11 thoughts on “Bedlam gives up hundreds of long-dead lunatics

  1. I suppose if Bedlam’s hundreds of years of continuous use started as a priory for medieval brothers of the Order of the Star of Bethlehem, you would still expect plenty of burials. But the brothers would have been buried with dignity, each in his own grave. Not thrown in some sort of unmarked pit.

  2. No room for the dead! That Necropolis book, which you may remember, expressed the idea that much of London is built over old cemeteries. Both London and Paris eventually disallowed burials in the city, but Paris relocated its existing cemeteries to the Catacombs. London IIRC just built over a lot of them.

  3. Not necessarily. I remember when I was 8 or 9, plague pits were uncovered during building work in London, and there was a lot of speculation, even panic in some quarters, about the possibility of live plague bacilli escaping into the population.

  4. Does anyone know if they mistreated or tortured the insane in Bedlam? (Bethlehem, the longer version) If so, please tell me. 😉 :yes: :thanks: 😀 🙂

    1. Bethlem (not Bethlehem) Royal Hospital was its official name for most of its life. Inmates were known to have been restrained with manacles, flogged, kept in solitary confinement. Waste disposal was inadequate so cells, clothes and straw palettes were often imbued with feces and urine.
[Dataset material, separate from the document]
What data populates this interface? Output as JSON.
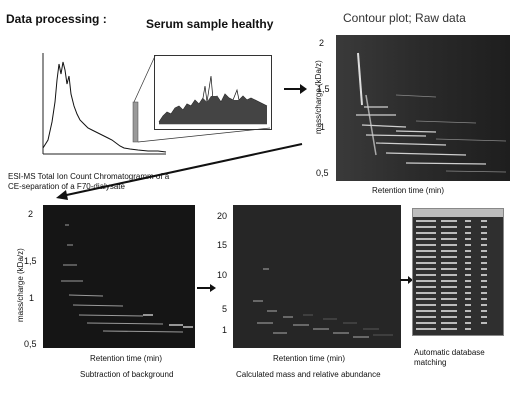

Conditions were better or worse at different times, but I think you can safely say that on the whole, patients were treated in ways that today would be considered abuse or neglect.

  5. If you Wang a decent look at how psychiatry began (I can’t at the moment recall if it specifically covers Bedlam, but would certainly pertain to it) have a look at the book “Mad in America: Bad Science Bad Medicine and the Enduring Mistreatment of the Mentally I’ll.” By Robert Whitaker. Talks about how psychiatry began and how far and really not so far we’ve come. Worth it if you want to know how patients in such a time and place were treated as well as the relevance of psychiatry’s past to its’ current present.